Monday, May 17, 2010

Sausage in Salad?

On a recent trip to the Hillsdale Farmers’ Market, Trevor and I picked up some delicious German sausage from Sweet Briar Farms. Slathered with grainy mustard, they made excellent sausage sandwiches. I stuck the remaining two sausages in freezer.

Later in the week we were given some tender, red-speckled butter lettuce and tasty yellow-fleshed potatoes from our friend Paul who runs an amazing CSA program at a local high school. I knew we could make an excellent salad with these ingredients.

Trevor and I had prepared Cooking Light’s Chicken, Red Potato and Green Bean Salad many times before. It’s like a German Potato Salad on top of greens. And it’s dressed with a tangy whole-grain Dijon vinaigrette. But this time I decided we’d swap out the chicken for one of those Sweet Briar sausages we had tucked away. And it was phenomenal! The mustard in the vinaigrette was so good with the salty sausage.

It was a quick-to-prepare, hearty meal perfect for a warm evening. And the next morning, Trevor pan-fried some of the leftover cooked potatoes with a little dried rosemary. Then he topped them with poached eggs and sliced up sausage. The slightly runny yoke became a silky sauce when mixed with the hot potatoes. We first named it “German Farmhouse Breakfast,” then we decided we liked the name “Hausenfrites” even better.
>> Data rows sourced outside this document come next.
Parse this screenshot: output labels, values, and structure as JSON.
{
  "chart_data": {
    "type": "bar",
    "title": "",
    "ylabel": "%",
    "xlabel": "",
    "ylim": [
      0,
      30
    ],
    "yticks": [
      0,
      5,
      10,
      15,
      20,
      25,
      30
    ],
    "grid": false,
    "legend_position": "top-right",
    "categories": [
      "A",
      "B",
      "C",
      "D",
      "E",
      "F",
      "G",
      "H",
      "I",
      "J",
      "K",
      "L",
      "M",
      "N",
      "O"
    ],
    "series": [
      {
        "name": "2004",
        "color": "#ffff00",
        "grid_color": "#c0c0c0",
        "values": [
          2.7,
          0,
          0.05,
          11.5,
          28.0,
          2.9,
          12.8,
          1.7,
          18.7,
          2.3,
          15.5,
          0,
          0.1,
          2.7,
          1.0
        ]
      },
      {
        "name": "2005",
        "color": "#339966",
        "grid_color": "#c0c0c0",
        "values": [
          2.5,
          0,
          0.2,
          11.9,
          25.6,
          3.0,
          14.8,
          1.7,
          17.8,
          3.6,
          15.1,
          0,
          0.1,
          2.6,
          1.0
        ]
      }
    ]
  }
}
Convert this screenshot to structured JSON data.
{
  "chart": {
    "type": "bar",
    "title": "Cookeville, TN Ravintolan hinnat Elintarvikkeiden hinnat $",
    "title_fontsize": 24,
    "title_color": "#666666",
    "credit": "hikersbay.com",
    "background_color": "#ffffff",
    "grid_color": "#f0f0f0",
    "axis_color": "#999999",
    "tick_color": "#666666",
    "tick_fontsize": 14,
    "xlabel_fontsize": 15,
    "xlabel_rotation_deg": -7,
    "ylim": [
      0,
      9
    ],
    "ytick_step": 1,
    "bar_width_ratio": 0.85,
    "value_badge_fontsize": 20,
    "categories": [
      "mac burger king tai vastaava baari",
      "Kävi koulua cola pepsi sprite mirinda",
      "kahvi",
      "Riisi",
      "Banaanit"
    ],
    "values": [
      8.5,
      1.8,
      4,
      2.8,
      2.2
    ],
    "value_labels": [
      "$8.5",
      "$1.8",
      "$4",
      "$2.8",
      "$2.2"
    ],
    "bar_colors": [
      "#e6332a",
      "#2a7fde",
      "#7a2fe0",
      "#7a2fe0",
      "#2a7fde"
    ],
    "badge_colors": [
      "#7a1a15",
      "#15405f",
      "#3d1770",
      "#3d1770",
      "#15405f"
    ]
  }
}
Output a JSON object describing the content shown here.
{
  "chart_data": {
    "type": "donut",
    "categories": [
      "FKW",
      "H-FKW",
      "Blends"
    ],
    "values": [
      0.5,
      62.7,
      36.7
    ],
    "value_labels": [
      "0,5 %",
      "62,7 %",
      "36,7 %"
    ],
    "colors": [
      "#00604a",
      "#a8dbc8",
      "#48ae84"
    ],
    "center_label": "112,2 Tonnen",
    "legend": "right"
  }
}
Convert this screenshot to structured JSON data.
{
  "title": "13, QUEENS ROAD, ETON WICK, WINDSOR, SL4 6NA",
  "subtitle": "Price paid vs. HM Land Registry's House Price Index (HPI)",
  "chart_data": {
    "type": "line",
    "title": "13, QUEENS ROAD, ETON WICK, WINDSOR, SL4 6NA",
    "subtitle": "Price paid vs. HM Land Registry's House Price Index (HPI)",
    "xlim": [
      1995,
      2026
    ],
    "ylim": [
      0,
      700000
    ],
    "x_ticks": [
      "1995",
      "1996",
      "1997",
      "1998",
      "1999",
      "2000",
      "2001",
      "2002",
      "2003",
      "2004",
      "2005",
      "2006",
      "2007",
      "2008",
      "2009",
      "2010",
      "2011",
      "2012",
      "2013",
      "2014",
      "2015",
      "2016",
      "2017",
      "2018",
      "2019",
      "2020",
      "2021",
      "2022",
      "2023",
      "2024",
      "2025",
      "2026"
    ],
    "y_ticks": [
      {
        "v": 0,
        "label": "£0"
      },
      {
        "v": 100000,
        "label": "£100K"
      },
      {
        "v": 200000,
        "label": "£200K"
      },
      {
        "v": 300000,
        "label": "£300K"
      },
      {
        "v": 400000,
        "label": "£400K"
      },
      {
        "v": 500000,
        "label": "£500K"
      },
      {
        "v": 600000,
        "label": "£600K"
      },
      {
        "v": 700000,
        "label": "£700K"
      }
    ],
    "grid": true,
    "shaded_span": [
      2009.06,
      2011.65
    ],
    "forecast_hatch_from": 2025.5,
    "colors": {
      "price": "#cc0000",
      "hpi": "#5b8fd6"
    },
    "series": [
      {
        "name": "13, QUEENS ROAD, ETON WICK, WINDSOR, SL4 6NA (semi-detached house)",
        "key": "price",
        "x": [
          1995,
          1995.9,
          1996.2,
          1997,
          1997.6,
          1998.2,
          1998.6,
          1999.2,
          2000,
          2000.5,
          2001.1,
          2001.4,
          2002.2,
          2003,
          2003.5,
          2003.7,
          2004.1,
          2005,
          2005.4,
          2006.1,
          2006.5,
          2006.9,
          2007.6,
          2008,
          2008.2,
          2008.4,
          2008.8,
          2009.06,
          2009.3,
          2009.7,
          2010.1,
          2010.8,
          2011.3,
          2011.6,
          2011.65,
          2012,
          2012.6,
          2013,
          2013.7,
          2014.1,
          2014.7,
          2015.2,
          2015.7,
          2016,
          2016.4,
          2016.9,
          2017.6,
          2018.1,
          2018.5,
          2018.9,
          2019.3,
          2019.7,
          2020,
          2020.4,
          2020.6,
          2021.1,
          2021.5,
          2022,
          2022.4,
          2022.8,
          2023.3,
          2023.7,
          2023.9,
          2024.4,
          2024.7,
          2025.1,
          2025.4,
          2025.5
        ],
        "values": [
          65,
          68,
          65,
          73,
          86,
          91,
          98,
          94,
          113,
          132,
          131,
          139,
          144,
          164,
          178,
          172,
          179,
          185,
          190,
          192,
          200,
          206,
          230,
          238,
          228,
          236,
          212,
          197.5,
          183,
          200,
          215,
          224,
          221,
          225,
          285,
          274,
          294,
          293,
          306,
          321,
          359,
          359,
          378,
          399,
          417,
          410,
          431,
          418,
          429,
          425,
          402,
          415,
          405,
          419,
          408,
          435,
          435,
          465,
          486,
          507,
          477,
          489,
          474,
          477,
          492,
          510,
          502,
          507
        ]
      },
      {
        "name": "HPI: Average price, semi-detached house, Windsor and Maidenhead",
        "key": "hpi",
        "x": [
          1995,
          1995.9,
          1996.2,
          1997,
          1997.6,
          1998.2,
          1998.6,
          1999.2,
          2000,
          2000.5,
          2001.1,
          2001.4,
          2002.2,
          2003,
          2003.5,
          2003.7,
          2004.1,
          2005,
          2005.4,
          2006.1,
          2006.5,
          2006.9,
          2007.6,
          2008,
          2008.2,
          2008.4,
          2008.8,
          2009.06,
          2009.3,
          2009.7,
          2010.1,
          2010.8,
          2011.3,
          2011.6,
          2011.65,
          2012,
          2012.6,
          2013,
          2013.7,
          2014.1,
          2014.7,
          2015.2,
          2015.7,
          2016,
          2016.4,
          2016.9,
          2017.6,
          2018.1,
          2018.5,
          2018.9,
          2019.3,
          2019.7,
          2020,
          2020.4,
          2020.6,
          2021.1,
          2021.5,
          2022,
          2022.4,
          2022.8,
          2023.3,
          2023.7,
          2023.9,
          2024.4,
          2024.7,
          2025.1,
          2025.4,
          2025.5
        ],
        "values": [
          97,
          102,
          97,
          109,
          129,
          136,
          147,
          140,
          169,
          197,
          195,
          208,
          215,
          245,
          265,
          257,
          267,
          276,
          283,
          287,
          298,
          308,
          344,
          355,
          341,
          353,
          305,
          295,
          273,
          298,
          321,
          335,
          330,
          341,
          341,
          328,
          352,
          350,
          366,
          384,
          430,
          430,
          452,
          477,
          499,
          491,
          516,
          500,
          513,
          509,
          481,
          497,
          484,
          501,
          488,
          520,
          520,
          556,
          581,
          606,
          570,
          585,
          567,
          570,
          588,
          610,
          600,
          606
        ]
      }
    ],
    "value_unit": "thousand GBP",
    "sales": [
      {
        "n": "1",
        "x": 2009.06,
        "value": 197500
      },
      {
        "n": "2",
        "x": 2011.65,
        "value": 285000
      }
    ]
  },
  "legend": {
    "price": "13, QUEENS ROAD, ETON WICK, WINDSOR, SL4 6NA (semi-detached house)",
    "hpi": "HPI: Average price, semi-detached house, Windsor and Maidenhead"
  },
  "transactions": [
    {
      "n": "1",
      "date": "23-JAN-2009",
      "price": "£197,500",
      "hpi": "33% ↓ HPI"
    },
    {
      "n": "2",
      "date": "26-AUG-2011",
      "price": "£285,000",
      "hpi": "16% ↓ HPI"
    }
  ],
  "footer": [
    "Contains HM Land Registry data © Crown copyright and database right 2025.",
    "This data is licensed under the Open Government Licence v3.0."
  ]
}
Either way, it was a keeper.


Sweet Briar Farms, Eugene, Ore.

Tuesday, May 4, 2010

Whaddya Do with Parsnips?

Portland has been keeping the weather weird. Rain, sun, thundershowers, hail, rainbows – all in a single day. And today’s high promises to be a record setter –  for the coldest May 4.

So the early spring we saw in March is long gone. And it’s time to get back to casseroles. Before Persephone Farms’ last day at the Farmers’ Market until July, Trevor brought home some potatoes, parsnips and rapini – a slightly bitter green. We used the root vegetables for one of our favorite recipes from the Moosewood New Classics cookbook, Potato Parsnip Gratin. This cheesy dish is perfect for cold winter – or spring – nights.

The trick to making this gratin is to slice the potatoes and parsnips as thinly as possible. You can use a mandoline or really sharp knife. Trevor does a much better job of making really thin slices than I do with his Victorinox /Forschner Chef’s knife. We’re always fighting over who gets to use that knife.

The other trick is adding about 1 cup of cubed ham steak to the gratin. It’s not needed, but it sure is good!

This recipe also calls for thyme, which we have in our herb garden, and shallots and garlic, which still have in our root cellar. When we last made this recipe we used some pink-fleshed potatoes along with Yellow Finn and I think it made the casserole prettier.

We also lightly sautéed some rapini and garlic to eat with the gratin. It’s important not to cook the rapini for too long otherwise it will become bitter. While I love casseroles, I’m definitely looking forward to warmer weather and eating more spring vegetables. Since Persephone won’t be at the market until the summer, we’ll be shopping at other stands. And reporting in on what we make.